The second quote cited above is, at first glance, quite different from the first. Rather than a critical appraisal of recent political history, here we have an anecdotal story from within the canon of Buddhist teachings designed presumably to present a truth of some sort about Buddhist ethics. And indeed, here the meaning of the passage is much less straightforward. It would seem that the tale of Rudra’s behavior and eventual damnation is meant to be a warning of sorts, against a particular, simplistic reading of non-duality.
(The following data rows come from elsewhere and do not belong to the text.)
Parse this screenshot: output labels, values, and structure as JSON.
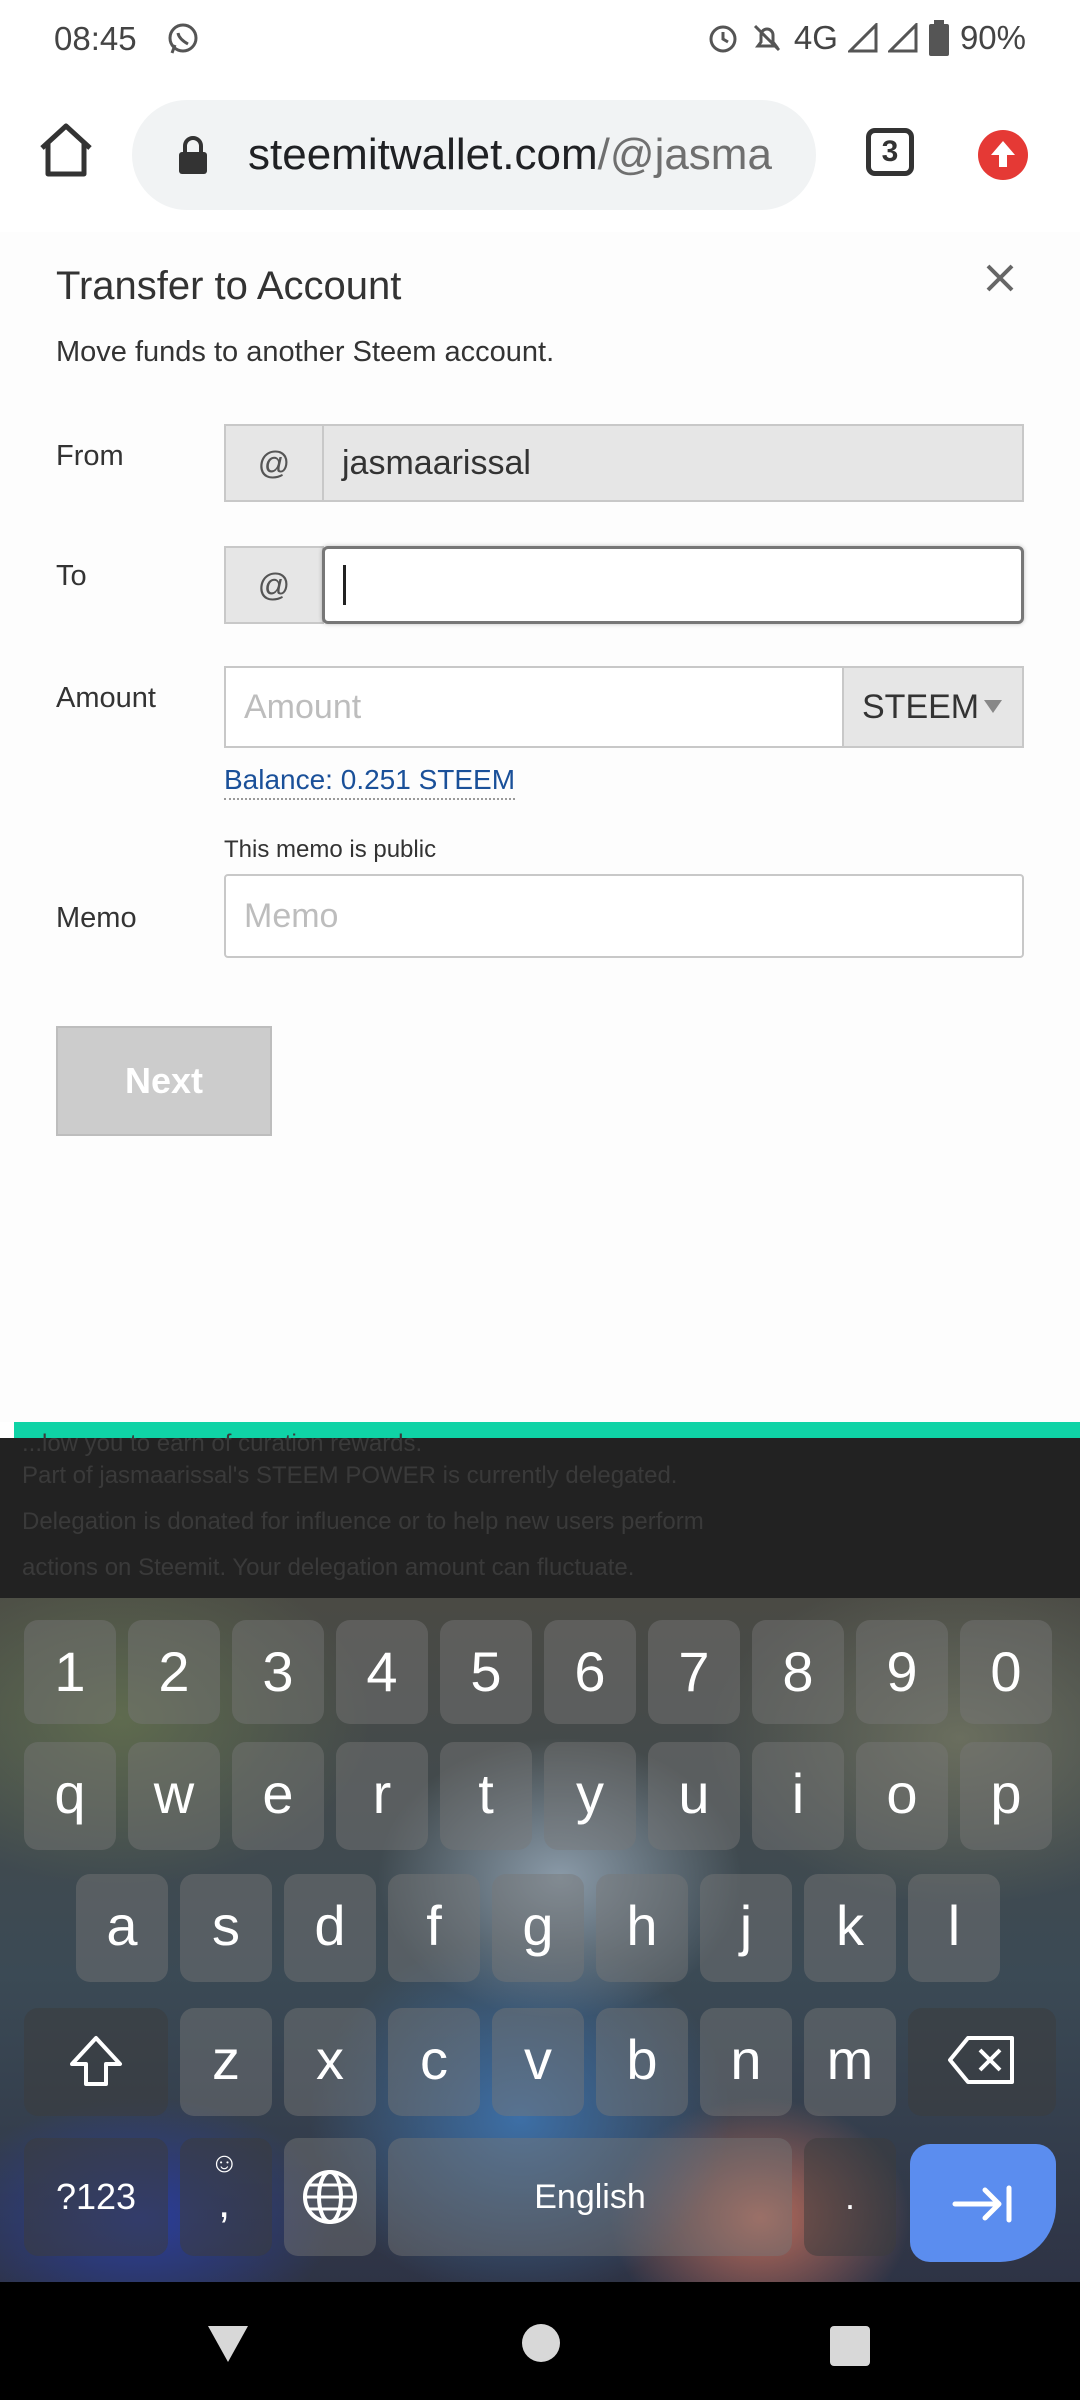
{
  "status_bar": {
    "time": "08:45",
    "network": "4G",
    "battery": "90%",
    "icons": [
      "whatsapp-icon",
      "alarm-icon",
      "notifications-off-icon",
      "signal-icon",
      "battery-icon"
    ]
  },
  "browser": {
    "url_host": "steemitwallet.com",
    "url_path": "/@jasma",
    "tab_count": "3"
  },
  "modal": {
    "title": "Transfer to Account",
    "subtitle": "Move funds to another Steem account.",
    "from": {
      "label": "From",
      "prefix": "@",
      "value": "jasmaarissal"
    },
    "to": {
      "label": "To",
      "prefix": "@",
      "value": ""
    },
    "amount": {
      "label": "Amount",
      "placeholder": "Amount",
      "asset": "STEEM"
    },
    "balance": "Balance: 0.251 STEEM",
    "memo_note": "This memo is public",
    "memo": {
      "label": "Memo",
      "placeholder": "Memo"
    },
    "next_label": "Next"
  },
  "background_page": {
    "line_top": "...low you to earn of curation rewards.",
    "line1": "Part of jasmaarissal's STEEM POWER is currently delegated.",
    "line2": "Delegation is donated for influence or to help new users perform",
    "line3": "actions on Steemit. Your delegation amount can fluctuate."
  },
  "keyboard": {
    "numbers": [
      "1",
      "2",
      "3",
      "4",
      "5",
      "6",
      "7",
      "8",
      "9",
      "0"
    ],
    "row1": [
      "q",
      "w",
      "e",
      "r",
      "t",
      "y",
      "u",
      "i",
      "o",
      "p"
    ],
    "row2": [
      "a",
      "s",
      "d",
      "f",
      "g",
      "h",
      "j",
      "k",
      "l"
    ],
    "row3": [
      "z",
      "x",
      "c",
      "v",
      "b",
      "n",
      "m"
    ],
    "symbols_label": "?123",
    "comma_label": ",",
    "space_label": "English",
    "period_label": "."
  },
  "colors": {
    "accent_teal": "#0fd3a6",
    "link_blue": "#1a5099",
    "update_red": "#e53935",
    "enter_blue": "#5b8def"
  }
}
In this regard, however, two points merit our attention: 1) while this appears to be an admonition against license in the most general sense; namely, against the erroneous view that, since all is relative or non-dual, then there is no proper way of acting; 2) at a more specific level, the nature of Rudra’s acts—all of them couched in violence—suggest that what is particularly key to this story is Rudra’s breaking of the Bodhisattva vow of compassion. Moreover, this brief parable could be read as suggesting that there is a link between the misreading of non-duality and the temptation to act in a greedy and murderous fashion. Investigation of this basic connection—at the most general level, between enlightenment or awakening and “practice”—is one of the key components of Critical Buddhism.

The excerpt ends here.